Here's the info about the machine:

Architecture:          x86_64
CPU op-mode(s):        32-bit, 64-bit
Byte Order:            Little Endian
CPU(s):                72
On-line CPU(s) list:   0-71
Thread(s) per core:    2
Core(s) per socket:    18
Socket(s):             2
NUMA node(s):          2
Vendor ID:             GenuineIntel
CPU family:            6
Model:                 79
Model name:            Intel(R) Xeon(R) CPU E5-2697 v4 @ 2.30GHz
Stepping:              1
CPU MHz:               1869.451
CPU max MHz:           3600.0000
CPU min MHz:           1200.0000
BogoMIPS:              4599.93
Virtualization:        VT-x
L1d cache:             32K
L1i cache:             32K
L2 cache:              256K
L3 cache:              46080K
NUMA node0 CPU(s):     0-17,36-53
NUMA node1 CPU(s):     18-35,54-71
Flags:                 fpu vme de pse tsc msr pae mce cx8 apic sep mtrr pge mca cmov pat pse36 clflush dts acpi mmx fxsr sse sse2 ss ht tm pbe syscall nx pdpe1gb rdtscp lm constant_tsc arch_perfmon pebs bts rep_good nopl xtopology nonstop_tsc aperfmperf eagerfpu pni pclmulqdq dtes64 monitor ds_cpl vmx smx est tm2 ssse3 sdbg fma cx16 xtpr pdcm pcid dca sse4_1 sse4_2 x2apic movbe popcnt aes xsave avx f16c rdrand lahf_lm abm 3dnowprefetch epb cat_l3 cdp_l3 intel_ppin intel_pt tpr_shadow vnmi flexpriority ept vpid fsgsbase tsc_adjust bmi1 hle avx2 smep bmi2 erms invpcid rtm cqm rdt_a rdseed adx smap xsaveopt cqm_llc cqm_occup_llc cqm_mbm_total cqm_mbm_local dtherm ida arat pln pts
ceresek commented 4 years ago

I've just finished running Renaissance 393adff09982986550ea888470119b329315a8f6 with OpenJ9 11.0.8 x86_64 build from May 5, on a machine with 80 processors, with and without forced GC between iterations, default number of iterations (90), with no error, so this looks a bit more difficult to reproduce.
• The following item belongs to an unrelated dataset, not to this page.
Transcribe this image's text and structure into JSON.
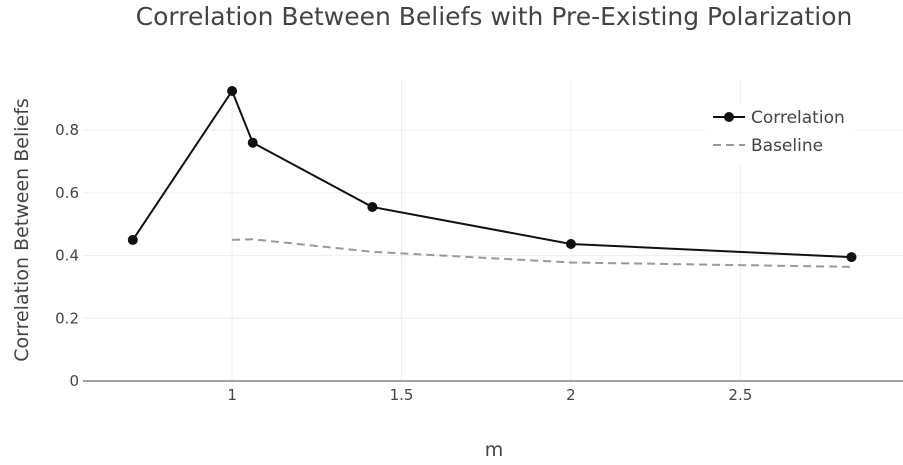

Can you please try with Renaissance built from current HEAD ?

Also, is it possible that the machine where you see the problem is also loaded by other workloads ?

farquet commented 3 years ago

I can reproduce this problem on a specific machine. I'll have a look but I feel the benchmark can't open some ports or reach out to localhost somehow.